Kingscote Design had to redesign the perforated coupling beams that were connecting two core walls while also accounting for a construction inaccuracy that forced the constructor to drill new holes to extend the designed ones to deal with M&E services piping.
Coupling beams are the beam elements that connect two core/shear walls together. These elements are also known as “link beams”. They are widely used and have a well established behaviour.
Unlike other codes, EN 1992 does not specify particular design provisions for these elements, unless buildings are designed to resist earthquake loads, in which case the user can find additional information in the relevant Eurocode part.
For this particular project, the round openings were small up to 130mm diameter but closely spaced, rendering these beams a long discontinuity region. This would normally be an engineer’s design nightmare. However, with the use of IDEA StatiCa Detail, these beams were modelled accurately from both the perspective of geometry and reinforcement.
The model presented below, is so accurate geometrically that it contains both the original openings and the additional ones drilled on top during construction:
At this point, we must highlight the optimal usage of the software from Kingscote Design’s principal engineer, Andreas Makos, who managed to isolate the coupling beam model without the need to partially model the walls.

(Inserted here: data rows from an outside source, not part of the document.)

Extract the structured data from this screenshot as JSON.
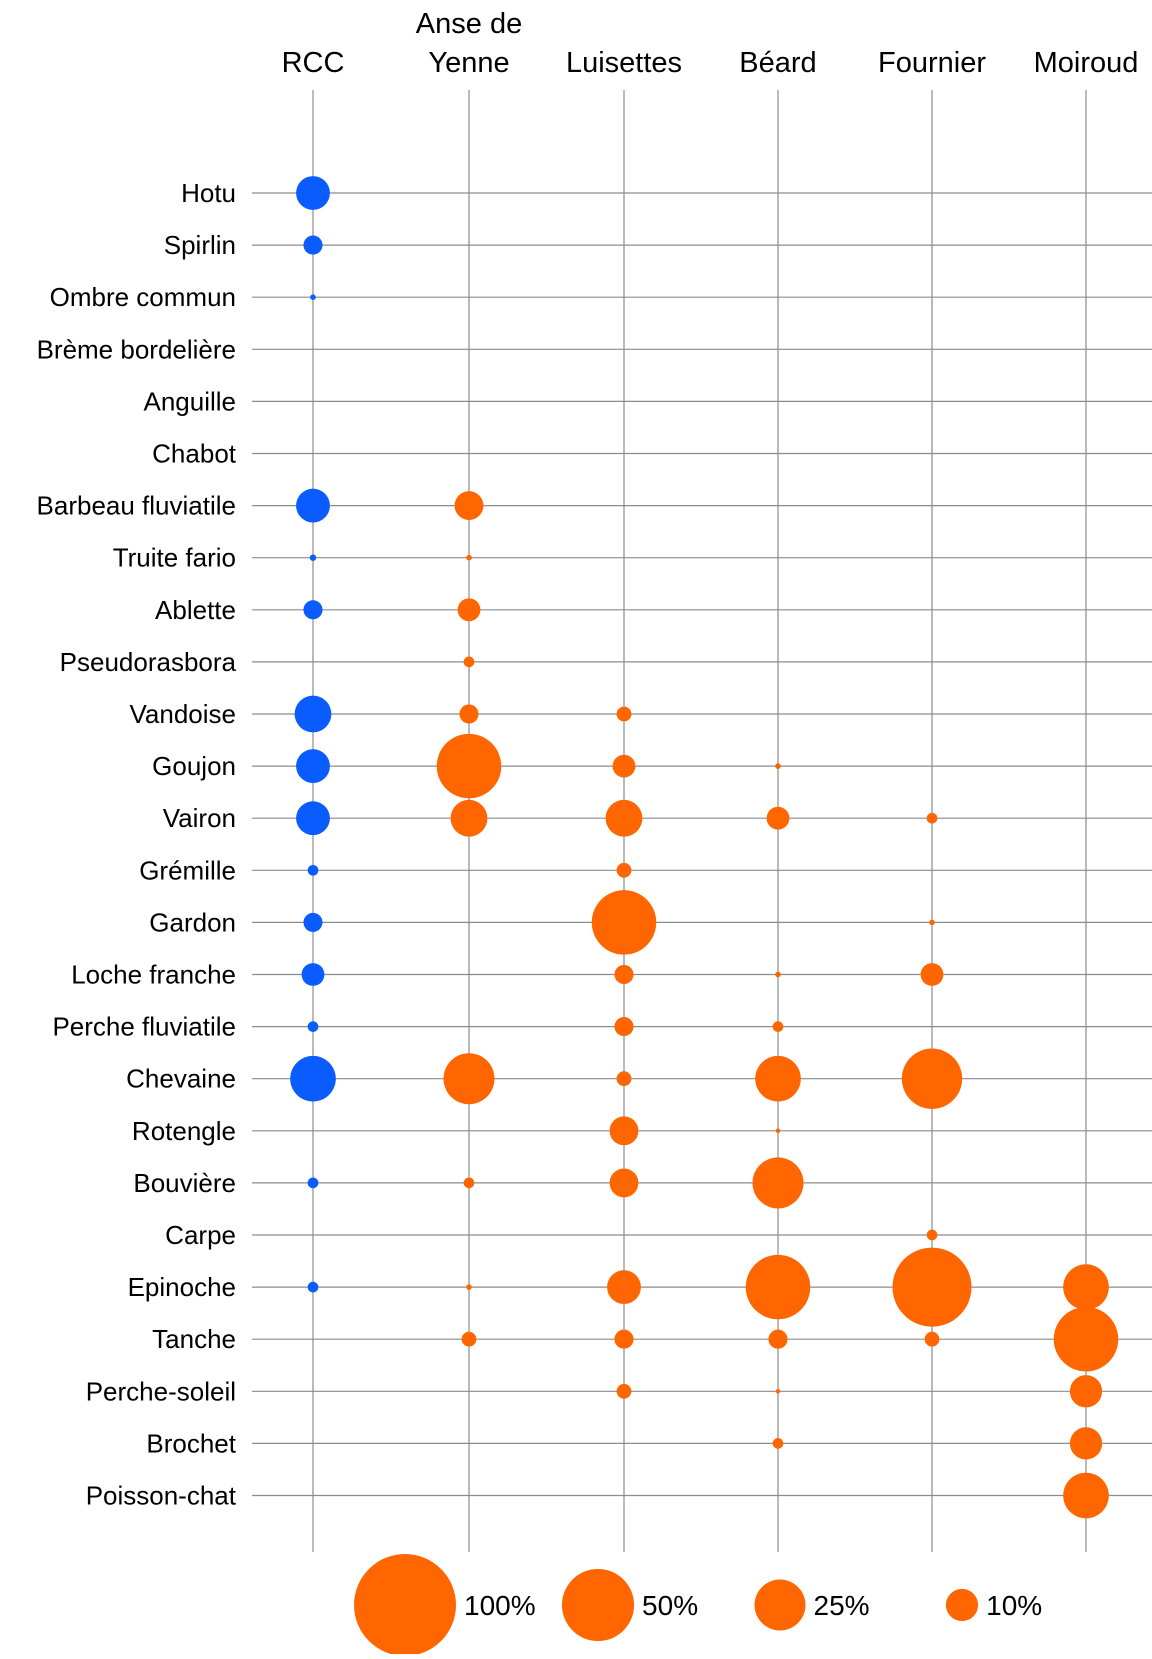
{
  "chart_data": {
    "type": "bubble",
    "columns": [
      {
        "name": "RCC",
        "label_lines": [
          "RCC"
        ]
      },
      {
        "name": "Anse de Yenne",
        "label_lines": [
          "Anse de",
          "Yenne"
        ]
      },
      {
        "name": "Luisettes",
        "label_lines": [
          "Luisettes"
        ]
      },
      {
        "name": "Béard",
        "label_lines": [
          "Béard"
        ]
      },
      {
        "name": "Fournier",
        "label_lines": [
          "Fournier"
        ]
      },
      {
        "name": "Moiroud",
        "label_lines": [
          "Moiroud"
        ]
      }
    ],
    "rows": [
      "Hotu",
      "Spirlin",
      "Ombre commun",
      "Brème bordelière",
      "Anguille",
      "Chabot",
      "Barbeau fluviatile",
      "Truite fario",
      "Ablette",
      "Pseudorasbora",
      "Vandoise",
      "Goujon",
      "Vairon",
      "Grémille",
      "Gardon",
      "Loche franche",
      "Perche fluviatile",
      "Chevaine",
      "Rotengle",
      "Bouvière",
      "Carpe",
      "Epinoche",
      "Tanche",
      "Perche-soleil",
      "Brochet",
      "Poisson-chat"
    ],
    "values": [
      [
        11,
        0,
        0,
        0,
        0,
        0
      ],
      [
        3.5,
        0,
        0,
        0,
        0,
        0
      ],
      [
        0.3,
        0,
        0,
        0,
        0,
        0
      ],
      [
        0,
        0,
        0,
        0,
        0,
        0
      ],
      [
        0,
        0,
        0,
        0,
        0,
        0
      ],
      [
        0,
        0,
        0,
        0,
        0,
        0
      ],
      [
        11,
        8,
        0,
        0,
        0,
        0
      ],
      [
        0.4,
        0.3,
        0,
        0,
        0,
        0
      ],
      [
        3.5,
        5,
        0,
        0,
        0,
        0
      ],
      [
        0,
        1.1,
        0,
        0,
        0,
        0
      ],
      [
        13,
        3.5,
        2.1,
        0,
        0,
        0
      ],
      [
        11,
        40,
        5,
        0.3,
        0,
        0
      ],
      [
        11,
        13,
        13,
        5,
        1.1,
        0
      ],
      [
        1.1,
        0,
        2.1,
        0,
        0,
        0
      ],
      [
        3.5,
        0,
        40,
        0,
        0.3,
        0
      ],
      [
        5,
        0,
        3.5,
        0.3,
        5,
        0
      ],
      [
        1.1,
        0,
        3.5,
        1.1,
        0,
        0
      ],
      [
        20,
        25,
        2.1,
        20,
        35,
        0
      ],
      [
        0,
        0,
        8,
        0.2,
        0,
        0
      ],
      [
        1.1,
        1.1,
        8,
        25,
        0,
        0
      ],
      [
        0,
        0,
        0,
        0,
        1.1,
        0
      ],
      [
        1.1,
        0.3,
        11,
        40,
        60,
        20
      ],
      [
        0,
        2.1,
        3.5,
        3.5,
        2.1,
        40
      ],
      [
        0,
        0,
        2.1,
        0.2,
        0,
        10
      ],
      [
        0,
        0,
        0,
        1.1,
        0,
        10
      ],
      [
        0,
        0,
        0,
        0,
        0,
        20
      ]
    ],
    "series_colors": {
      "RCC": "#0a5cff",
      "sites": "#ff6600"
    },
    "size_legend": [
      {
        "value": 100,
        "label": "100%"
      },
      {
        "value": 50,
        "label": "50%"
      },
      {
        "value": 25,
        "label": "25%"
      },
      {
        "value": 10,
        "label": "10%"
      }
    ],
    "gridline_color": "#8c8c8c",
    "grid": true
  }
}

Since these beams are loaded indirectly by the neighboring walls, these walls should normally be part of the model. However, this would potentially slow down calculation and response time.
Andreas dealt with this situation using an equivalent continuous beam model that recreated the actual boundary conditions without the need to include the walls. His approach did not sacrifice accuracy and, on top of that, allowed faster responses to meet the contract deadlines.
Finally the design proved to successfully pass the required checks, which are graphically displayed below, denoting the locations of maximum utilization for the ultimate limit states.
Besides the strength checks that are essential, the software can use topology optimization to reveal the compression struts and tension ties. In configurations that are not examined in the literature, this can be a very tedious task.
One of the biggest advantages of the CSFM methodology is that, unlike the current strut & tie approach, it can be applied on the structure to assess serviceability limit states (stress limitation and crack checks).